Looking for a creative side for your Thanksgiving or fall dinner? This one has my favorite pasta: acini de pepe. If you want to make it vegetarian, you can easily leave out the pork and increase the veggies a bit. However, I love the ground pork in this dish–yummy!!

The other bonus to this stuffed squash is that you can have it as a side dish, say, for Thanksgiving, or you can have it as your main star in a dinner party, where you can easily impress your guests!

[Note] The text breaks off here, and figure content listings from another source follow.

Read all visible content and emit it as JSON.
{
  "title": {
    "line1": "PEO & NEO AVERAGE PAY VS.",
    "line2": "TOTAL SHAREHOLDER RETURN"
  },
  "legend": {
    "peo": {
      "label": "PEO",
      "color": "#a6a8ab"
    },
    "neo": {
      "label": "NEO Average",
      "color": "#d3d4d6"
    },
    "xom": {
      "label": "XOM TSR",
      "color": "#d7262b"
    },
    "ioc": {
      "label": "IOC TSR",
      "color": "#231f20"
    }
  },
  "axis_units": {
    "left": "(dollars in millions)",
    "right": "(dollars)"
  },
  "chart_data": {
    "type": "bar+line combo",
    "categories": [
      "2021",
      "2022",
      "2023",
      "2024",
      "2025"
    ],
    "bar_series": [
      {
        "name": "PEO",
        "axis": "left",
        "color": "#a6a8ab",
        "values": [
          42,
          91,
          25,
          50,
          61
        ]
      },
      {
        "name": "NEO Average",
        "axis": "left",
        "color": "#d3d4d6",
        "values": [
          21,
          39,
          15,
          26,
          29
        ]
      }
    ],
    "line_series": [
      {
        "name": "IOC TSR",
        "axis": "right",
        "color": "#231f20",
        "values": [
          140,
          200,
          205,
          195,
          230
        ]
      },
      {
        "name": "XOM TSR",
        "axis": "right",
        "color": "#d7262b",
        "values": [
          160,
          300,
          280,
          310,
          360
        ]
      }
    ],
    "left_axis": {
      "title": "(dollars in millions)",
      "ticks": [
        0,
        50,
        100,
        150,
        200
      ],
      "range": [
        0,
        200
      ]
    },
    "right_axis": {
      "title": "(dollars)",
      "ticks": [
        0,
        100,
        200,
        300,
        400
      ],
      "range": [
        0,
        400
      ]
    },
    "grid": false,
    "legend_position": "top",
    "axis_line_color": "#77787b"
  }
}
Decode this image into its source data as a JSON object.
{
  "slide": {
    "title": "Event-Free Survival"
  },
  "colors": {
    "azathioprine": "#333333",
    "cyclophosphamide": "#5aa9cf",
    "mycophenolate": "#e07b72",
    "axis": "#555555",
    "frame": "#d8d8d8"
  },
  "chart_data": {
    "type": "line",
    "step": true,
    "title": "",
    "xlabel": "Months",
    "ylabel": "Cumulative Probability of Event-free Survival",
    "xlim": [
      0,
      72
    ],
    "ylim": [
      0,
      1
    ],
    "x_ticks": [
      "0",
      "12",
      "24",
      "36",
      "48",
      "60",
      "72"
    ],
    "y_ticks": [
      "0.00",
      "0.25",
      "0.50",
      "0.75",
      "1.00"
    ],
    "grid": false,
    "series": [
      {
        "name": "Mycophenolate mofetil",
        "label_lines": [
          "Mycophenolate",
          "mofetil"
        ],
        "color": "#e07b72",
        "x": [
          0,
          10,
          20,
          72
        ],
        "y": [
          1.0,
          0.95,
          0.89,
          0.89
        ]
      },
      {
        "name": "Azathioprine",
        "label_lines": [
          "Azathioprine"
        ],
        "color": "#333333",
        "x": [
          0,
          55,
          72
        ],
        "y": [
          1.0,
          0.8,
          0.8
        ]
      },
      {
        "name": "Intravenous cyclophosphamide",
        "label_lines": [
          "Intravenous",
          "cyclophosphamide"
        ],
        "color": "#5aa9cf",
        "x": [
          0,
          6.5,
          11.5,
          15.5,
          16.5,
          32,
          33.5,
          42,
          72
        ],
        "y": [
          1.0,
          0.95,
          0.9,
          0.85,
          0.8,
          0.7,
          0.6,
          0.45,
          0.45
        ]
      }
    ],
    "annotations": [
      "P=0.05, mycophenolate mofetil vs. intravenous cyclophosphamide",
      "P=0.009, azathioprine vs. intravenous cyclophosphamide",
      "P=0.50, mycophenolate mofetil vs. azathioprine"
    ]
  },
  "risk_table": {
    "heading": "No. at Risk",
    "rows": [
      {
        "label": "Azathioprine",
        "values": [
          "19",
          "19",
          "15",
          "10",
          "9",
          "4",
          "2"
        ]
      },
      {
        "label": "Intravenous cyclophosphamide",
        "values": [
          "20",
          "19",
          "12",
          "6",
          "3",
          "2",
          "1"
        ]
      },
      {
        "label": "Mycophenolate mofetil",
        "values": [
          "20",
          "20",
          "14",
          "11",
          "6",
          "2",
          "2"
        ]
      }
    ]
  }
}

Creative Thanksgiving Recipes: Pasta Pilaf-Stuffed Squash


  • 2 each acorn squash
  • 2 Tbsp./1 oz. vegetable oil, divided
  • 2 oz. acini de pepe
  • ¾ cup/3 oz. onion, finely chopped
  • 1 tsp. rosemary, finely chopped
  • 8 oz. ground pork
  • 2 cups/4 oz. cremini mushrooms, sliced
  • ½ cup/4 oz. white wine
  • 6 oz. spinach, roughly chopped


  1. Preheat oven to 400ºF. Cut the acorn squash in half lengthwise. Scoop out the seeds (roast for a snack if you’re feeling virtuous!). Place on a baking tray. Season with salt and pepper and roast until a knife an easily be inserted, about 30 minutes. Reserve.
  2. While the squash is cooking, bring a small pot of salted water to the boil. Cook the acini de pepe according to package directions. Drain and reserve.
  3. Heat a large sauté pan over medium heat. Add 1 Tbsp. of the vegetable oil and the acini de pepe. Cook the pasta until it starts to brown (about 2 minutes). Remove to a bowl.
  4. Return the pan to the heat and add the remaining 1 Tbsp. oil. Sauté the onion and rosemary until aromatic and softened (about 3 minutes). Add the pork and break it up into small pieces. When the pork starts to brown, after about 5 minutes, add the cremini mushrooms and cook until softened, another 3 minutes. Stir in the reserved pasta, white wine and spinach. Cook for another couple of minutes to cook off the raw alcohol flavor and wilt the spinach. Taste and adjust seasoning.
  5. Divide the pork pilaf between the 4 acorn squash halves. Return to the oven to heat through.